5 Filosofi Hidup Angklung, Harmonisasi Bersumber dari Kearifan Lokal

Angklung merupakan salah satu alat musik tradisional dari Indonesia yang sudah banyak dikenal di seluruh Nusantara hingga mancanegara. Eksistensi alat musik yang terbuat dari bambu ini pun menjadi kebanggaan tersendiri dari sisi keunikan harmonisasi nada yang tercipta.
Selain harmonisasi yang unik, ternyata angklung juga memiliki filosofi mendalam. Berikut ini beberapa filosofi hidup angklung, harmonisasi yang bersumber dari kearifan lokal.
1. Hidup harus saling melengkapi

Bagi urang Sunda, filosofi angklung dikaitkan dengan kehidupan manusia yabg harus saling melengkapi. Bukan tanpa alasan, hal ini dijadikan pondasi mengingat hidup itu tidak selalu sempurna hingga butuh dilengkapi.
Munculnya konsep hidup ini berawal dari makna kata angklung itu sendiri. Secara harafiah, angklung memiliki arti nada yang pecah atau nada yang tidak lengkap. Hal inilah yang menjadi rujukan atas filosofi ketidaksempurnaan.
Dari angklung, ketidaksempurnaan yang ada justru menciptakan harmonisasi musik yang indah karena saling melengkapi. Begitu juga dengan hidup yang akan terasa sempurna dan penuh makna saat mau saling melengkapi satu sama lain.
2. Harmoni bisa tercipta dari perbedaan yang menyatu

Angklung juga hadir dengan filosofi penyatuan perbedaan yang berujung pada harmoni. Konsep ini merujuk pada bentuk tabung angklung yang terdiri dari berbagai ukuran dan not yang berbeda. Setiap not nada tersebut berdiri sendiri dan bahkan berbeda satu dengan lainnya.
Saat disatukan, setiap not nada justru menjadi harmoni yang utuh hingga mampu menciptakan sebuah lagu saat dimainkan secara teratur bersama-sama.
Tanpa disadari, cara angklung berbunyi menjadi kumpulan nada harmonis sejalan dengan perkembangan hidup manusia. Manusia yang berbeda tetapi mau dan mampu menyatu akan menciptakan harmoni kehidupan yabg berjalan beriringan.
3. Kekompakan, kesabaran, dan tenggang rasa menjadi kunci hidup harmonis

Dalam memainkan alat musik angklung, butuh kekompakan, kesabaran, dan tenggang rasa agar bisa membawakan lagu yang utuh.

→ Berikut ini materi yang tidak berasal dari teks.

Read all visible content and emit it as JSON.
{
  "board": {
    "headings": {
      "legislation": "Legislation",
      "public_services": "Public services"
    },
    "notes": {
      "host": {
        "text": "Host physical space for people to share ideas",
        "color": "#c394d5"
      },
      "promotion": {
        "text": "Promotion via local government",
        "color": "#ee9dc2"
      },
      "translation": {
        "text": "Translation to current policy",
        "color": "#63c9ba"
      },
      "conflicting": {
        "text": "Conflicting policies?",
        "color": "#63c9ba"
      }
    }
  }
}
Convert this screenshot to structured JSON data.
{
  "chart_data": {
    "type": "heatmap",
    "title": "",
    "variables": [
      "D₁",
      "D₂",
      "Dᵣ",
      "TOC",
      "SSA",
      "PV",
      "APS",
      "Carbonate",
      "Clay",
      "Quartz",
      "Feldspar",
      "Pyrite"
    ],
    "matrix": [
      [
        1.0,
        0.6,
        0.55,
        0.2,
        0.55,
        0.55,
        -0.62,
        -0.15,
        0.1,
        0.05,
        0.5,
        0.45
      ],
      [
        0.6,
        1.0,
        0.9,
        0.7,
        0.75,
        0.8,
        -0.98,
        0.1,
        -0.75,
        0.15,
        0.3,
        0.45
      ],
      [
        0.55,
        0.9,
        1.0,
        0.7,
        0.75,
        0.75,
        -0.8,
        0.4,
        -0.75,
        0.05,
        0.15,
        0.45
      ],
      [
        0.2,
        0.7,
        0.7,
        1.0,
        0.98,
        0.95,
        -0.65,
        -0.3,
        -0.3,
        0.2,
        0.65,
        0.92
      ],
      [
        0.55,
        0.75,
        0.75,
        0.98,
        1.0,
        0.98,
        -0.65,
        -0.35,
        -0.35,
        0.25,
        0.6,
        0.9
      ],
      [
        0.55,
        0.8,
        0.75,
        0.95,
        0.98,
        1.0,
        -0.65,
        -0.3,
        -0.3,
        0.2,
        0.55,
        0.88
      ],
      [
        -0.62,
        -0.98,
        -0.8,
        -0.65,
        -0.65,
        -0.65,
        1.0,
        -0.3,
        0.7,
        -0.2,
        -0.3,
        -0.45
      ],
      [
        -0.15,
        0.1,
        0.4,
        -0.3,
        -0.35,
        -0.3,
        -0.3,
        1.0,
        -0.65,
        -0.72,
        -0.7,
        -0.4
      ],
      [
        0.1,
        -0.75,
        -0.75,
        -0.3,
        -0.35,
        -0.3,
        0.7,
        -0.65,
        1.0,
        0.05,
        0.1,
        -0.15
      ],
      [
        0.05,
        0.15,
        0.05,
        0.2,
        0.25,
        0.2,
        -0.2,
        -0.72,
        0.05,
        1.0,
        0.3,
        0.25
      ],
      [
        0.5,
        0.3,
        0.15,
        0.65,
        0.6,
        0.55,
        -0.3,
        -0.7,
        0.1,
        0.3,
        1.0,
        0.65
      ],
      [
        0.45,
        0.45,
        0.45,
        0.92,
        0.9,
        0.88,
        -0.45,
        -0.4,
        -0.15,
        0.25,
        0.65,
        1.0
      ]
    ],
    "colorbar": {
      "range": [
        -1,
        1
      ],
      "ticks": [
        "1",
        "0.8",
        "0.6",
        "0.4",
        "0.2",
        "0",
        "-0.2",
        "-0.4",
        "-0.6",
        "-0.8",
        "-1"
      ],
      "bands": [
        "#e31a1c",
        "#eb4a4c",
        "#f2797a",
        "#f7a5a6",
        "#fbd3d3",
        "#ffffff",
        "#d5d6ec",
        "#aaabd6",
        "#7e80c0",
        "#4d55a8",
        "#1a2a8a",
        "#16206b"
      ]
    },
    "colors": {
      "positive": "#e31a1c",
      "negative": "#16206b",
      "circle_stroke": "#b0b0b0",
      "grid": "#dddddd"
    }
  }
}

Setiap not tidak selalu berbunyi bersamaan hingga harus tahu kapan berhenti dan bermain menyesuaikn kebutuhan nada sesuai irama.
Sama halnya dengan menjalani hidup, manusia juga harus menerapkan kekompakan, kesabaran, dan tenggang rasa jika ingin membangun keharmonisan sosial. Jika dalam angklung menahan untuk membunyikan not, dalam hidup harus bisa menahan ego untuk selalu mendapat spotlight.
4. Keberhasilan membutuhkan konsentrasi tinggi

Filosifi angklung selanjutnya berhubungan dengan cara meraih keberhasilan yang membutuhkan fokus. Bukan asal menggoyangkan bambu, membangun harmonisasi nada dari angklung membutuhkan konsentrasi yang tinggi.
Setiap pemain memiliki "jatah" untuk membunyikan nadanya masing-masing sesuai arahan konduktor. Satu saja not melenceng, harmoni lagu akan buyar dan berdampak pada keseluruhan performa kelompok. Oleh karena itu, perlu kerelaan untuk mengikuti arahan pemimpin, baik dalam angklung maupun kehidupan.
5. Pemimpin menjadi pusat keselarasan

Dalam angklung, keselarasan musik juga bergantung pada pemimpin di depan. Tim angklung bisa sukses saat kepemimpinan konduktor menjadi pondasi utama dalam menyelaraskan perbedaan not untuk dibunyikan sesuai notasi lagu.
Tanggung jawab pemimpin cukup besar dalam menyatukan perbedaan. Bukan dengan memerintah tetapi merangkul anggota kelompok agar memiliki kesadaran untuk mengikuti arahan.
Belajar dari filosofi hidup angklung yang memiliki makna mendalam bagi kehidupan, harmonisasi akan bisa tercipta bagi mereka yang mau memahami. Dari kearifan lokal berbentuk musik berbahan bambu, apakah kamu sudah mampu mengambil setiap pelajaran untuk diterapkan dalam kehidupan?